Мариша сразу узнала Григория, но решила не встречаться с ним здесь, при людях. Толпа начала редеть. Конева с Наташей Мариша услала на пароход, сама пошла вслед за Григорием. Когда он оказался один, окликнула:

– Гриша, погоди меня!

Он продолжал идти: в голову не пришло, что зовут его, да еще Мариша. Как-то в письме он справлялся о ней у отца, но старик, недовольный, что сын не приезжал на побывку, ответил сердито: «Шманается где-то, вроде тебя». – И Григорий решил: отвстречались.

– От парохода бегу за тобой. Здравствуй! – Мариша догнала его, взяла за руку.

Он сначала, не разглядев, кто это, отдернул руку, потом схватил обе Маришины, стиснул.

– Вот встреча!

– Я ведь там, на берегу, видела. Ты куда?

– В контору, представляться начальству.

– Пойдем к нам, там и представишься.

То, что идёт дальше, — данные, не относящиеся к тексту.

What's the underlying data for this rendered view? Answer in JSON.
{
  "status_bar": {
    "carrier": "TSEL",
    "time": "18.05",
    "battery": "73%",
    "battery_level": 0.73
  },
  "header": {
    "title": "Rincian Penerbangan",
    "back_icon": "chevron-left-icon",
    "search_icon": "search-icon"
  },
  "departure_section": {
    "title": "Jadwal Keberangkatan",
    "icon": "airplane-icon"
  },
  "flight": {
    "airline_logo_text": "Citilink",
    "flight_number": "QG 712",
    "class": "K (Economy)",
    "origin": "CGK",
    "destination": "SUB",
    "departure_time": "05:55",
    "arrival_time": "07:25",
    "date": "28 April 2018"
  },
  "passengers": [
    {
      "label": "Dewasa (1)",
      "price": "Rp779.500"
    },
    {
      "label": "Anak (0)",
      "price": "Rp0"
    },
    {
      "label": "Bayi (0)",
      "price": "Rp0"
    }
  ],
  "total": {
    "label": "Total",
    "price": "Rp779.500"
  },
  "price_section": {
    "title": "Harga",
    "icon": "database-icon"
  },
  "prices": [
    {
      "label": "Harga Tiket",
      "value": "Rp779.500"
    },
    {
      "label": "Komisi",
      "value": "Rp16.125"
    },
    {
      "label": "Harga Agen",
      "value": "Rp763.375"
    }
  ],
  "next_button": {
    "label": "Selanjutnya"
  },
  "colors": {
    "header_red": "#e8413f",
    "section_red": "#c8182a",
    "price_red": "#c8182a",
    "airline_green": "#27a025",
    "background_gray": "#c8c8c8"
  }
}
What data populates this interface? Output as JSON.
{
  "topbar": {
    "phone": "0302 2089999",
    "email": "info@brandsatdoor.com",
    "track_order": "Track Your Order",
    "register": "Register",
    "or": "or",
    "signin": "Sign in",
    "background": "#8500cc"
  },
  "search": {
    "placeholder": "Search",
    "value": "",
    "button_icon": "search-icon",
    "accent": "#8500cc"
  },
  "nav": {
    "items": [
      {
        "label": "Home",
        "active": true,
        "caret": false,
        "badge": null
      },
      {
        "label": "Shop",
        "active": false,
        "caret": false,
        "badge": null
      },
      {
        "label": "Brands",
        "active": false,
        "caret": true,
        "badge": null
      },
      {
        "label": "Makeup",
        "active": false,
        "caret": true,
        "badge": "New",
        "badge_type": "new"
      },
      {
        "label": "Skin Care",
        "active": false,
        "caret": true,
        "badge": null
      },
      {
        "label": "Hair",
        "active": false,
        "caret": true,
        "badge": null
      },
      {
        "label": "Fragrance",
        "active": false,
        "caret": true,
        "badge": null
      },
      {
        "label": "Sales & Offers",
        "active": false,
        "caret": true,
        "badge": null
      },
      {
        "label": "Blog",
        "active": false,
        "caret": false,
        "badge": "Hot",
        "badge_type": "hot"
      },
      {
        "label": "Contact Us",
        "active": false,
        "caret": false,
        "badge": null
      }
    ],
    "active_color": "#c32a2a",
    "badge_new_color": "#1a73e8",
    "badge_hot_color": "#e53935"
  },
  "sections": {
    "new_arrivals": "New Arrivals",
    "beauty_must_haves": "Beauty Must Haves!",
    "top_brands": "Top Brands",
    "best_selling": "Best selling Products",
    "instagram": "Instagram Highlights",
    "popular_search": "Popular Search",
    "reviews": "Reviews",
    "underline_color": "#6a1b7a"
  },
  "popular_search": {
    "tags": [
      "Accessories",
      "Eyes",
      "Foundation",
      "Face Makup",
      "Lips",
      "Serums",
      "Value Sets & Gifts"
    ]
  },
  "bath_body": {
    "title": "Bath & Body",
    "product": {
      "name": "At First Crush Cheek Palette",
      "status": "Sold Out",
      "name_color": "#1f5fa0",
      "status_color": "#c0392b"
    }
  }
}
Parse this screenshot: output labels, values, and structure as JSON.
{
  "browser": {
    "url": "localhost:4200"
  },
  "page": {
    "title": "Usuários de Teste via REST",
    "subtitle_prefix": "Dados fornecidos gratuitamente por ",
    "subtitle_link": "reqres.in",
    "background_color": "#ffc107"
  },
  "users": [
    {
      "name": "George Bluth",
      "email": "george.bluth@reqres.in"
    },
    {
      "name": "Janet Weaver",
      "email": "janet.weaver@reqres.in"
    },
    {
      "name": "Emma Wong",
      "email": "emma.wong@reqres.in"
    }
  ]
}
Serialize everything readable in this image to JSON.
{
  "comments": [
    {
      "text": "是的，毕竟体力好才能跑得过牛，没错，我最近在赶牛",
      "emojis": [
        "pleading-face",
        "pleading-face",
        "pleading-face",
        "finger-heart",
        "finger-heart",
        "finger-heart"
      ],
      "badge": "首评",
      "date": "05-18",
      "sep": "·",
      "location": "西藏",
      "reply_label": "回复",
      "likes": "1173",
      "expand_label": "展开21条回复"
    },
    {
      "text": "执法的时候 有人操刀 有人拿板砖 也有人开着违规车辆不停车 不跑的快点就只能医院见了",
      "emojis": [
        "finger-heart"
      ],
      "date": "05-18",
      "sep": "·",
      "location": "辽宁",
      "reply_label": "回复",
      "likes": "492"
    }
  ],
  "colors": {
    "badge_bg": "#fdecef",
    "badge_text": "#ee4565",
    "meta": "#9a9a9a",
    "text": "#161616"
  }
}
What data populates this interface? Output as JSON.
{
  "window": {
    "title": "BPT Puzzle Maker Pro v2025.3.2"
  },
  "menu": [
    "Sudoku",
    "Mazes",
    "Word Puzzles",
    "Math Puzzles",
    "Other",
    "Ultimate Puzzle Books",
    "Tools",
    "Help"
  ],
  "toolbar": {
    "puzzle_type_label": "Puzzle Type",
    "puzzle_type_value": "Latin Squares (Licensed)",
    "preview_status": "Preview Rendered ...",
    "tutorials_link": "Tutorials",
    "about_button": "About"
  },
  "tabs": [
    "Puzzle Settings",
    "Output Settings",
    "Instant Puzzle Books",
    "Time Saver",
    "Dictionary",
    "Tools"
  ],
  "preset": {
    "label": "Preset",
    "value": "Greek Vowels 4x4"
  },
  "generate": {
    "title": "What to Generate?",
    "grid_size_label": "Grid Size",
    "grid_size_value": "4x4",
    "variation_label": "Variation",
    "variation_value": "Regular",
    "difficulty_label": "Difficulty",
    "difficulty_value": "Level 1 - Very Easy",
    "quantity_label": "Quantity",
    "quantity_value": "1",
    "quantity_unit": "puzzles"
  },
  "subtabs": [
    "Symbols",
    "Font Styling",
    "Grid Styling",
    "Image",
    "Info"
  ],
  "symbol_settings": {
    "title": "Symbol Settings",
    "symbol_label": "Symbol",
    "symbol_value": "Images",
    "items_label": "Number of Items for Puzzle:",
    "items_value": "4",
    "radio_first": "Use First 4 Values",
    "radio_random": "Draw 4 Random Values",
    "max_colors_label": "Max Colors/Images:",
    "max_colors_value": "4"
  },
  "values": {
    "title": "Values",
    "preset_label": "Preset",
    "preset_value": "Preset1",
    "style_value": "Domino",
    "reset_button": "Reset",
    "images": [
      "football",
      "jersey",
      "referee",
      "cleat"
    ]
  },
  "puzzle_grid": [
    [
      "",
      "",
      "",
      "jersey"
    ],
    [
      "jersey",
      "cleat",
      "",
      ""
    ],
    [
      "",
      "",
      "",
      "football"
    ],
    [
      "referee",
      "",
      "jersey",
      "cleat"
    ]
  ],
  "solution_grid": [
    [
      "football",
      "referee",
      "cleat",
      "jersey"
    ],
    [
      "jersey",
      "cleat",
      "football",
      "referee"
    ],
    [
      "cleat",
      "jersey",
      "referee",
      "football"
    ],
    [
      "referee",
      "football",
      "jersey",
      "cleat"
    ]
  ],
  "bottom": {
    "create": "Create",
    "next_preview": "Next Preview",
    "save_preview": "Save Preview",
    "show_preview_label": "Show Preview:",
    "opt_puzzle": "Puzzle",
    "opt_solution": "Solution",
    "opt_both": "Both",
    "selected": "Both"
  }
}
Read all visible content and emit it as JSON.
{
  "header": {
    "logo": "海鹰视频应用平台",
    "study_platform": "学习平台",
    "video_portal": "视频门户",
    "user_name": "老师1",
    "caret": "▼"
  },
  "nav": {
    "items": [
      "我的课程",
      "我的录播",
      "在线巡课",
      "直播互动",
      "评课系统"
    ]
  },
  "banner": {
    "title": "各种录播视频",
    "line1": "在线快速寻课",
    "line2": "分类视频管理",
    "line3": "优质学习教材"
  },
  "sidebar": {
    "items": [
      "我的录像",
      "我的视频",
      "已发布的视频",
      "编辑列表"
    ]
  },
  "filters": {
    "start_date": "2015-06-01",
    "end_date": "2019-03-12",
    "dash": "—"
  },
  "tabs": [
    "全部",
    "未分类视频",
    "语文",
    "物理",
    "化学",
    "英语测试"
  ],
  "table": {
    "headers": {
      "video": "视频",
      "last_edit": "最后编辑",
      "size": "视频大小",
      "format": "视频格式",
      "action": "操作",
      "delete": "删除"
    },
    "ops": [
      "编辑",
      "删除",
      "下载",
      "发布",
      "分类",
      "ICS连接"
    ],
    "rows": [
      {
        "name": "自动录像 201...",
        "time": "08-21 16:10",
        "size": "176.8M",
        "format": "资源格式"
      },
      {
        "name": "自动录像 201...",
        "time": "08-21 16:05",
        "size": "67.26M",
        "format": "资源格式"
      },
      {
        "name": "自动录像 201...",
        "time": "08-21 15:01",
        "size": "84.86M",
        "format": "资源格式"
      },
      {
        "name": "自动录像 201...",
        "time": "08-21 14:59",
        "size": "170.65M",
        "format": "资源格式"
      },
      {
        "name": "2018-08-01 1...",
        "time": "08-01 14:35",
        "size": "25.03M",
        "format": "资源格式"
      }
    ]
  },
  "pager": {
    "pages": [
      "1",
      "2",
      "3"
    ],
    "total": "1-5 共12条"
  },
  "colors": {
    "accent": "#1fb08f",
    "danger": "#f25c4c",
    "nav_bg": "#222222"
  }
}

Начальство – Василий.

Василий узнал Григория, обрадовался.

– А я искать тебя думал. Ты у меня в синодик записан, – смеясь, поглядел на Маришу, – в оздравник.

«Синодиком» и «оздравником» Василий называл записную книжку. В конце той же книжки был «заупокойник». В «оздравник» заносил тех, кого надо было привлечь в Игарку, а в «заупокойник» – от кого избавиться. Пока что в «заупокойнике» стояло три человека. Они были законтрактованы в Красноярске, получили подъемные, суточные, а на пароход не явились: то ли замешкались, то ли уехали в другое место – опять контрактоваться, получать подъемные и суточные. Василий спросил Григория, кто теперь он, как с ученьем. Все было хорошо. Григорий окончил техникум и уже три года строил на золотых приисках по реке Вельмо; коммунист, послан в Игарку партией.

– Ладно. Сегодня отдыхай, завтра станешь на участок.

Василий проверил карманы поношенного френча, там ли синодик, карандаш, папиросы, спички, и ушел.

Пошли и Григорий с Маришей, сидеть да отдыхать ему надоело на пароходе, а ей надо было поискать Наташу.

– Опять, наверно, ускакала с Мишкой, на остров. Есть у нее тут дружок-непоседа.

Взяли лодку. Григорий работал веслами. Мариша, позабыв про руль, слушала, как пели на плоту. Накануне в протоку пришел первый плот, сейчас подводили его к берегу, на выгрузку. Пели протяжно, с повторами, точно песня была сложена на бесконечность, пели с особой, бурлацкой, ранней грустью. Мариша любила эти залетающие с плотов песни. В них всегда слышалось что-то знакомое – казалось, певала их сама, – и что-то нежное, колыбельное, как называла Мариша.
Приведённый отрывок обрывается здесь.